I am almost positive Fallout 76 has more active users per day than that. No, I’m very positive it does. Fallout 76 had an average of 9,269.6 players in the last 30 days on Steam and that’s just including PC, not PS and Xbox. There are 13,830 people playing on PC right now as this article is being written on a Tuesday afternoon. Anyone who knows anything about games released in the last five years knows that Fallout 76 was a disaster at release and remains the red-headed stepchild of the celebrated Fallout franchise (I say this as someone with 4,000 hours in the game, don’t judge me).

So here’s what I propose to make this “firms in the metaverse” idea appealing to people other than “digital transformation” experts and the Boomers they convince to invest in this nonsense: make metaverse spaces more like video games. Instead of K/D ratios you can track billable hours and hand out medals at the end of busy season to recognize the hardest working on the team (although any Overwatch player will tell you medals are useless and only serve to encourage toxicity and bad gameplay so really a medaling system for billable hours sounds perfect).

Concept art:

a screenshot of post-game Overwatch medals
Who do we call to make this happen?

I didn’t Photoshop deaths out on purpose. The clients are the enemy in this scenario I guess.

Some more ideas: let audit partners initiate PvP with each other over audit clients, whoever racks up the most kills by the end of the match gets the contract. Make PCAOB inspections drop rare outfits.

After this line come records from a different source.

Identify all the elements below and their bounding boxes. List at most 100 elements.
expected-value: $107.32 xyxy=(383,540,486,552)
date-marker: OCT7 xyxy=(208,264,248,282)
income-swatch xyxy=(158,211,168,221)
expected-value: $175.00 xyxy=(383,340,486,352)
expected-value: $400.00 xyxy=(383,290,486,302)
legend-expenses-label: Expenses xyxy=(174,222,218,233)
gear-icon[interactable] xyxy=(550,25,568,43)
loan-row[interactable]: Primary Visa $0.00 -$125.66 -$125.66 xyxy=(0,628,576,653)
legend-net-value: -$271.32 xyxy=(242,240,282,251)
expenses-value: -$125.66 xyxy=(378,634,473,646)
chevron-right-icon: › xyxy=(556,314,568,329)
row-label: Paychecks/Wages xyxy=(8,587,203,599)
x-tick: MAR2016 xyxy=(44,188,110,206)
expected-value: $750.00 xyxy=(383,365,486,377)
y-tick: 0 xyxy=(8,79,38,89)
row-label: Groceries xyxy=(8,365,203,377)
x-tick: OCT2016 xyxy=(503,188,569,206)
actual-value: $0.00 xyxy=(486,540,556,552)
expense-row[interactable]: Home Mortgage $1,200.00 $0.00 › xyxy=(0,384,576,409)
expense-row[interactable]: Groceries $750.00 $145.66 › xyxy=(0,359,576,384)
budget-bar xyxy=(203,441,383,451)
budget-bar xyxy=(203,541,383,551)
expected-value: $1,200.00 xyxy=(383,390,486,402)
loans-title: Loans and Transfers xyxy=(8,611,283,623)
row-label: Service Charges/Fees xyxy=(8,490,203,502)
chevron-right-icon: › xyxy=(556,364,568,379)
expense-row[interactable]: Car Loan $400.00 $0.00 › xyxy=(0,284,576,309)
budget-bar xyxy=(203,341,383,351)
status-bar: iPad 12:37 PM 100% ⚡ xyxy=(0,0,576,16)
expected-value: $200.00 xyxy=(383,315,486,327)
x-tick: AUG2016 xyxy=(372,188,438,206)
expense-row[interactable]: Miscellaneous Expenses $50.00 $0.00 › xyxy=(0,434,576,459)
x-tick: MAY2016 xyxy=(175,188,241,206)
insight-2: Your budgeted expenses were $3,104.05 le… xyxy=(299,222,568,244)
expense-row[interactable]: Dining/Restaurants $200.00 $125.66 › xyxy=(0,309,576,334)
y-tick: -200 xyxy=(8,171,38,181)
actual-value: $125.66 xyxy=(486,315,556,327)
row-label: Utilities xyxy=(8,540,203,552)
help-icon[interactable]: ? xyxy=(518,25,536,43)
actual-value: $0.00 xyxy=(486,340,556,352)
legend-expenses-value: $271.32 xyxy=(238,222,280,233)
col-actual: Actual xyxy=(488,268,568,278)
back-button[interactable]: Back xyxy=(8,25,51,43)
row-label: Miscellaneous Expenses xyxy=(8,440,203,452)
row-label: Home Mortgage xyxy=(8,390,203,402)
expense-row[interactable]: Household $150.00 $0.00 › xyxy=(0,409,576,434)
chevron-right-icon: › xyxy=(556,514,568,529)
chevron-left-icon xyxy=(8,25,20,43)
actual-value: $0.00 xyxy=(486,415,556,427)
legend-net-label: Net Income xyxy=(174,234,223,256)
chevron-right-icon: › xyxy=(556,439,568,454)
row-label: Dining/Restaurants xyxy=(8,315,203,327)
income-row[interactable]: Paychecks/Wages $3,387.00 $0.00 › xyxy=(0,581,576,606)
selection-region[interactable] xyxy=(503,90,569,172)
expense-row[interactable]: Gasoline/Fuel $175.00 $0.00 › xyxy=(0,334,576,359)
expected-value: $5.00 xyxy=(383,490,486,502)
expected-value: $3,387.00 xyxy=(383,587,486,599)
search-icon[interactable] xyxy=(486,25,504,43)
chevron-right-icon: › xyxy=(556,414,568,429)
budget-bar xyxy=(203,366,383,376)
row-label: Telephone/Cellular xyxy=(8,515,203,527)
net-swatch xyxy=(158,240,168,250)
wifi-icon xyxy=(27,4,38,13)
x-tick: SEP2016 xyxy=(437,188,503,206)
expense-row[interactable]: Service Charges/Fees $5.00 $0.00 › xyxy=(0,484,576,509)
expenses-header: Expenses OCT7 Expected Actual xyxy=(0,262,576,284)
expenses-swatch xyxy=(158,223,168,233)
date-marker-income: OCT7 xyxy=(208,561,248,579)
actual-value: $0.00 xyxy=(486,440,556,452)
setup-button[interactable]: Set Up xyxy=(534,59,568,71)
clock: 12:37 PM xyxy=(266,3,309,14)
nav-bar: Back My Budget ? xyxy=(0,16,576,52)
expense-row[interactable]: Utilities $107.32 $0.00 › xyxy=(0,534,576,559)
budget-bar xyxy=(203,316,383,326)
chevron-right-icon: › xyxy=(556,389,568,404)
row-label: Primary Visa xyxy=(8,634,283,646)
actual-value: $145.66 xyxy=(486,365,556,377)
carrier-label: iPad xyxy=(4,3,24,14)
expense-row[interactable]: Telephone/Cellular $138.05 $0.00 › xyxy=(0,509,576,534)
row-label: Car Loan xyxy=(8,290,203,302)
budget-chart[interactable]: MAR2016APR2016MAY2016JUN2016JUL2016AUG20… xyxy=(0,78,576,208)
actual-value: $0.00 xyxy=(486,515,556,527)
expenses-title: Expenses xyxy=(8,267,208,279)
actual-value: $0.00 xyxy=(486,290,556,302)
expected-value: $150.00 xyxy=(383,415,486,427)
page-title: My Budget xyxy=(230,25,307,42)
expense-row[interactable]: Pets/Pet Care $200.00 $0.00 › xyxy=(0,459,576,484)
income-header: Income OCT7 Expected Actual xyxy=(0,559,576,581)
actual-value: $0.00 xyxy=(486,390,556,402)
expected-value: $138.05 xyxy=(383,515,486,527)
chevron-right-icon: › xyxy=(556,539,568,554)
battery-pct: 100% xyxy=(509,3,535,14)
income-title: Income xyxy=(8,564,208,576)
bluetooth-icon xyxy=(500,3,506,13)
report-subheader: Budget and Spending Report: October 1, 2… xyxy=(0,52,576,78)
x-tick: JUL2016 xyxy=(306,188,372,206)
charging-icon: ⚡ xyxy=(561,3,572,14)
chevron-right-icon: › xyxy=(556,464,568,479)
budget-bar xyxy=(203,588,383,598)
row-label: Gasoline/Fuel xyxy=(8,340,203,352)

Let associates build bases on the firm’s metaverse “property” so even if the real associates aren’t getting much sleep their avatars can get well rested. And of course the firm can save a ton of money by holding pizza parties in the virtual world instead of the real one; the resulting goodwill generated in the hearts of staff as a result of free pizza will be relatively equal whether the pizza is real or comprised of a series of pixels.

Best of all, firms can introduce loot boxes. Sure, you’re not getting a raise that exceeds inflation but you can get game currency and skins for your avatar! YAY! THE FUTURE! Clients will love it! Get on this immediately, firms. Anything is better than…this.

2 thoughts on “Hear Me Out, Accounting Firms Should Add PvP and Achievements to the Metaverse

  1. Another question: Can we really accomplish anything in the Metaverse that we aren’t already doing via Teams or Zoom? The pandemic and its race to normalize remote / virtual work may have made the Metaverse obsolete before its time.

    1. I would love to know the answer to this. So far all they’re talking about is “serving clients” but like…are clients really going to adopt this questionable technology for that reason when, as you said, technology already exists to accomplish that purpose? It was hard enough to get everyone on Zoom back in 2020. So who is this really for??

      This is feeling very much like 1999/2000 when all the stupid dot coms appeared and promised to change the future, most of them died within a year.